Saturday, July 12, 2008

NY Gypsy FF: Guca

“Music and sport make a nation” says a fan at the Guča trumpet festival. Those who excel in each are uniquely capable of making emotional connections with scores of people they will never meet. Once a year, there are a whole lot of connections made at the Serbian music festival, as recorded in Milijov Ilic’s documentary, Guča: the Serbian Woodstock, an Untold Story (trailer here), screening as part of the New York Gypsy Film Festival.

The music of the Guča festival is the traditional brass band music of western Serbia and the more Roma influenced Sevdah music from the Southern and Eastern provinces (as well as Bosnia and Herzegovina). With the Sevdah music considered freer and more spontaneous than the western Serbian style, one of member of the festival jury likens the differences between the two forms to the distinction between Dixieland and genuine New Orleans style jazz.

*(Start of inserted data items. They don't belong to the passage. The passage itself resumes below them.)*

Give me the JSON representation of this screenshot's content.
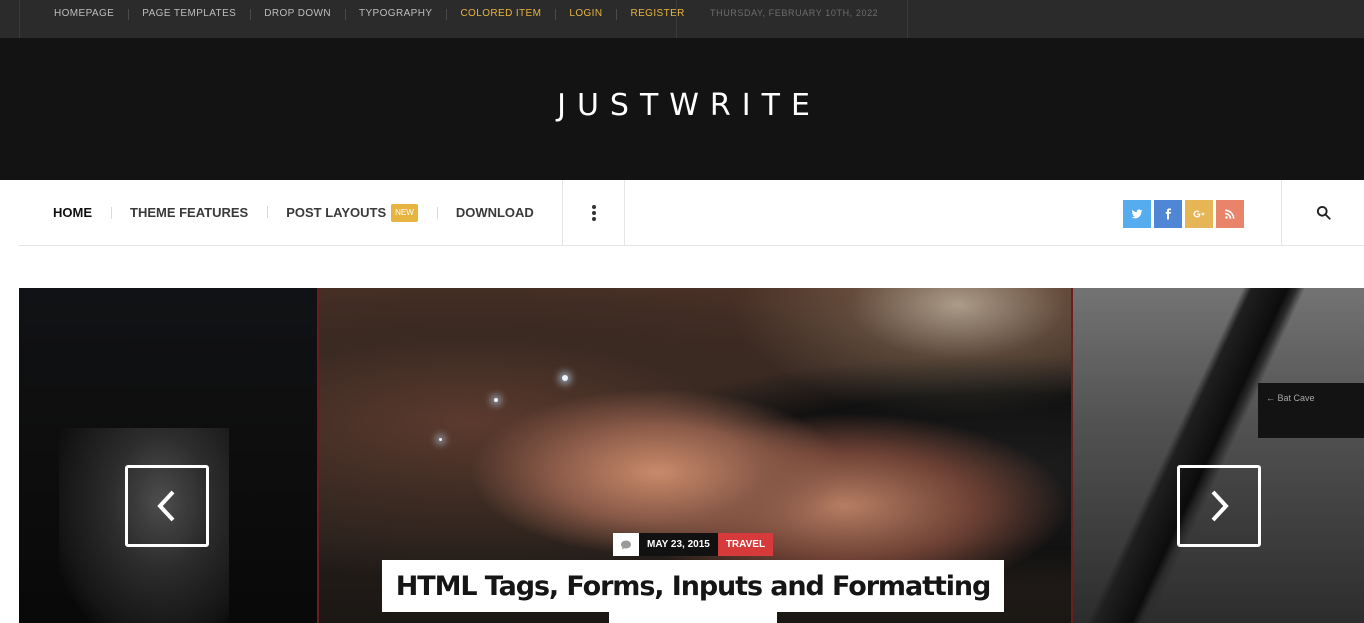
{
  "topbar": {
    "links": [
      "HOMEPAGE",
      "PAGE TEMPLATES",
      "DROP DOWN",
      "TYPOGRAPHY",
      "COLORED ITEM",
      "LOGIN",
      "REGISTER"
    ],
    "colored_links": [
      "COLORED ITEM",
      "LOGIN",
      "REGISTER"
    ],
    "date": "THURSDAY, FEBRUARY 10TH, 2022"
  },
  "header": {
    "logo": "JUSTWRITE"
  },
  "mainnav": {
    "items": [
      {
        "label": "HOME"
      },
      {
        "label": "THEME FEATURES"
      },
      {
        "label": "POST LAYOUTS",
        "badge": "NEW"
      },
      {
        "label": "DOWNLOAD"
      }
    ],
    "more_icon": "vertical-dots-icon",
    "socials": [
      {
        "name": "twitter-icon",
        "color": "#55acee"
      },
      {
        "name": "facebook-icon",
        "color": "#4f87d6"
      },
      {
        "name": "google-plus-icon",
        "color": "#e6b555"
      },
      {
        "name": "rss-icon",
        "color": "#e8846a"
      }
    ],
    "search_icon": "search-icon"
  },
  "slider": {
    "right_sign": "Bat Cave",
    "post": {
      "date": "MAY 23, 2015",
      "category": "TRAVEL",
      "title": "HTML Tags, Forms, Inputs and Formatting"
    }
  },
  "colors": {
    "accent": "#e7b43f",
    "category": "#d63a3a",
    "header_bg": "#131313",
    "topbar_bg": "#2b2b2b"
  }
}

Although not jazz at all, the music of Guča should be readily accessible to jazz ears, particularly those who follow the New Orleans brass band scene or frequently hear Slavic Soul Party at Barbès. Again like jazz, there seem to be definite notions of authenticity regarding the music. An ethnomusicologist who serves as the film’s expert commentator clearly favors the most traditional bands and is critical of past champion Boban Marković for diluting his music with commercial elements.

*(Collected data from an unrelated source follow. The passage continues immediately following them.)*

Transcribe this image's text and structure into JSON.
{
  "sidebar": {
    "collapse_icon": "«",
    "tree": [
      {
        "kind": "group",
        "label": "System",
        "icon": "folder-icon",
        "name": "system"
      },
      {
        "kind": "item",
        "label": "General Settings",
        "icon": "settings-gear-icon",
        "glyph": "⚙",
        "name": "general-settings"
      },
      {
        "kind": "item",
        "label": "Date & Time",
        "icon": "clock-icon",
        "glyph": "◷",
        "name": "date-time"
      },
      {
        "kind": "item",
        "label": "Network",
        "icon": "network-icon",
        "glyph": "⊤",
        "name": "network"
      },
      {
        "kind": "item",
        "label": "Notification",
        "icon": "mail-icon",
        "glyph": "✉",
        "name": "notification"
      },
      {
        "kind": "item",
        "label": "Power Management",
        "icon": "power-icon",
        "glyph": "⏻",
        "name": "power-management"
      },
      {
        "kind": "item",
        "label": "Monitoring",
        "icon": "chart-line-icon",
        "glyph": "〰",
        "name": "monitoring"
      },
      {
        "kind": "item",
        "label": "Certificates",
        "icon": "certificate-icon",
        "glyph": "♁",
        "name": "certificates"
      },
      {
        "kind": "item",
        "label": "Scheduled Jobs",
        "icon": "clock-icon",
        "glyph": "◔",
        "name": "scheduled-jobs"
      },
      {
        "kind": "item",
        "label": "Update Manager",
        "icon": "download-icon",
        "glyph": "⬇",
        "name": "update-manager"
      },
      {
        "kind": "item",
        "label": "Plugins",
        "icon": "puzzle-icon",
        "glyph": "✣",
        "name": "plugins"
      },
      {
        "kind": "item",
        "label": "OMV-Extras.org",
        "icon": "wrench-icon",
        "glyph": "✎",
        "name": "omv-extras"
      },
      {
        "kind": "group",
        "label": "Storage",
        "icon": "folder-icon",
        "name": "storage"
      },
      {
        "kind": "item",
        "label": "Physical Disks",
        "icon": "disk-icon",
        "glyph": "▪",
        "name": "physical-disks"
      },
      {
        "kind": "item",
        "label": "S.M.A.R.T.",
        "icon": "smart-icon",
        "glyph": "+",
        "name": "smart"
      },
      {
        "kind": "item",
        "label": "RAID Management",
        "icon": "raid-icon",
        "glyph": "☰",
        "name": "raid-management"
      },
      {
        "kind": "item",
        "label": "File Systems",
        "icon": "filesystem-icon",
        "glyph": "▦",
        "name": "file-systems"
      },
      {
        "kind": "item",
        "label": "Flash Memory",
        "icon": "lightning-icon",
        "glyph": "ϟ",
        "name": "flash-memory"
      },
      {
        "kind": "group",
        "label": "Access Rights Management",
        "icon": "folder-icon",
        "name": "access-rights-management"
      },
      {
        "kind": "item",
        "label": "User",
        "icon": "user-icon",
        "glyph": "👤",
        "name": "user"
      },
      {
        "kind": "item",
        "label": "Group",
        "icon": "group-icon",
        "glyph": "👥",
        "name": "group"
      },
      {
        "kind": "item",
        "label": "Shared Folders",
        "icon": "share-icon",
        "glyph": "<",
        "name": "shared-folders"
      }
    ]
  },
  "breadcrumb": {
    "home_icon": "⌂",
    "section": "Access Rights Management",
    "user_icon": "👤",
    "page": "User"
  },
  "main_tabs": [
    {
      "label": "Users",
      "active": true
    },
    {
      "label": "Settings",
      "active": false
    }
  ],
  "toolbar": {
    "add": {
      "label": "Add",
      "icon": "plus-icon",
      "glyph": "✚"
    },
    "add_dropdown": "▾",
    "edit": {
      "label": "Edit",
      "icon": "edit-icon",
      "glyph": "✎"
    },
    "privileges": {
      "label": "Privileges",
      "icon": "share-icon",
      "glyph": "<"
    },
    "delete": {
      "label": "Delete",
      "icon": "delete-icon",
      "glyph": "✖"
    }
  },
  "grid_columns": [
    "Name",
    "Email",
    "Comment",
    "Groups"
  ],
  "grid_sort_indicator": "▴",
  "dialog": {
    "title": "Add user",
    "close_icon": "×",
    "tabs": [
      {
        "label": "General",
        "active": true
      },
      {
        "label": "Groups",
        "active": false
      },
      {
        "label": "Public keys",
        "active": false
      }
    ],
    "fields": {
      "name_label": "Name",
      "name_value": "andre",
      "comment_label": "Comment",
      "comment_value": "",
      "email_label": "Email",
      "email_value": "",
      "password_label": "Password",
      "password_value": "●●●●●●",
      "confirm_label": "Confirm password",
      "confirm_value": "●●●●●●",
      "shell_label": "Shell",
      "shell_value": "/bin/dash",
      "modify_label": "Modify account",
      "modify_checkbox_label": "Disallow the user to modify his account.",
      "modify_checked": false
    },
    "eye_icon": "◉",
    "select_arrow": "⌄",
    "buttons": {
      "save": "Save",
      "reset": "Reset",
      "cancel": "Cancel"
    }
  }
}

Sports comparisons are particularly apt for Guča, because this is not just an exhibition, but most certainly a competition. The Golden Trumpet audience award, the jury’s First Trumpet award, and several other prizes are at stake. As documented by Ilic, it seemed the bands of the 2005 festival are near evenly matched, making it difficult to forecast a winner.

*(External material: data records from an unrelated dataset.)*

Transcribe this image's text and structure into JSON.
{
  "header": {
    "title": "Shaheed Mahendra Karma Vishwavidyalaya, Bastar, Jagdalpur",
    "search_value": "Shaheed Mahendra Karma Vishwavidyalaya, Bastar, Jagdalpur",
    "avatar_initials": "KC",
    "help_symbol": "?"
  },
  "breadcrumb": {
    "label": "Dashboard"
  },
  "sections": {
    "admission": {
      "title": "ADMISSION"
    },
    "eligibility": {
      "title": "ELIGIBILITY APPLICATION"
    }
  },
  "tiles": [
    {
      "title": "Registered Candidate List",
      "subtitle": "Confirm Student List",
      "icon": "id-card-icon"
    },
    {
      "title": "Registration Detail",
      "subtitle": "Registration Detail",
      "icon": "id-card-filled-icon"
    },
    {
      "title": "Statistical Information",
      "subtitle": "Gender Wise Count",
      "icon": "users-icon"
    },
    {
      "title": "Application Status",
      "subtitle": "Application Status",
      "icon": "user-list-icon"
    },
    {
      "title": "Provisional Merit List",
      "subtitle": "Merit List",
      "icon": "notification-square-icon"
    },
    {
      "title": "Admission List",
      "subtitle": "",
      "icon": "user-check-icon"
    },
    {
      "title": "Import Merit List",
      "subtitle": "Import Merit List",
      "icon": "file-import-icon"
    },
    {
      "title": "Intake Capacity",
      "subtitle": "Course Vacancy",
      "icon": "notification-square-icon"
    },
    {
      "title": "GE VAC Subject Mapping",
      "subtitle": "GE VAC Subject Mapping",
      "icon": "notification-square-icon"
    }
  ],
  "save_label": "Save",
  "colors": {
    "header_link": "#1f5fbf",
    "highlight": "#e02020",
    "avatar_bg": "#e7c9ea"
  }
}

More than anything, Guča looks like a heck of a party. The usually sleepy rural Serbian town attracts hundreds of thousands of visitors, including Miles Davis one year, to dig those crazy sidewise looking Dragačevo trumpet. Ilic captures that festival spirit, filming revelers passed out on park benches and the hoods of cars. Clearly, the music and carnival atmosphere has a restorative effect on those in the troubled country who attend.

While actors are allowed to occasionally phone one in for a pay check, whenever musicians and athletes take the stage, they are expected to perform at the peak of the abilities. In Guča, everyone seems well satisfied that indeed happened. It screens again Tuesday night at the NY Gypsy FF, which has extended its run through Wednesday the 16th.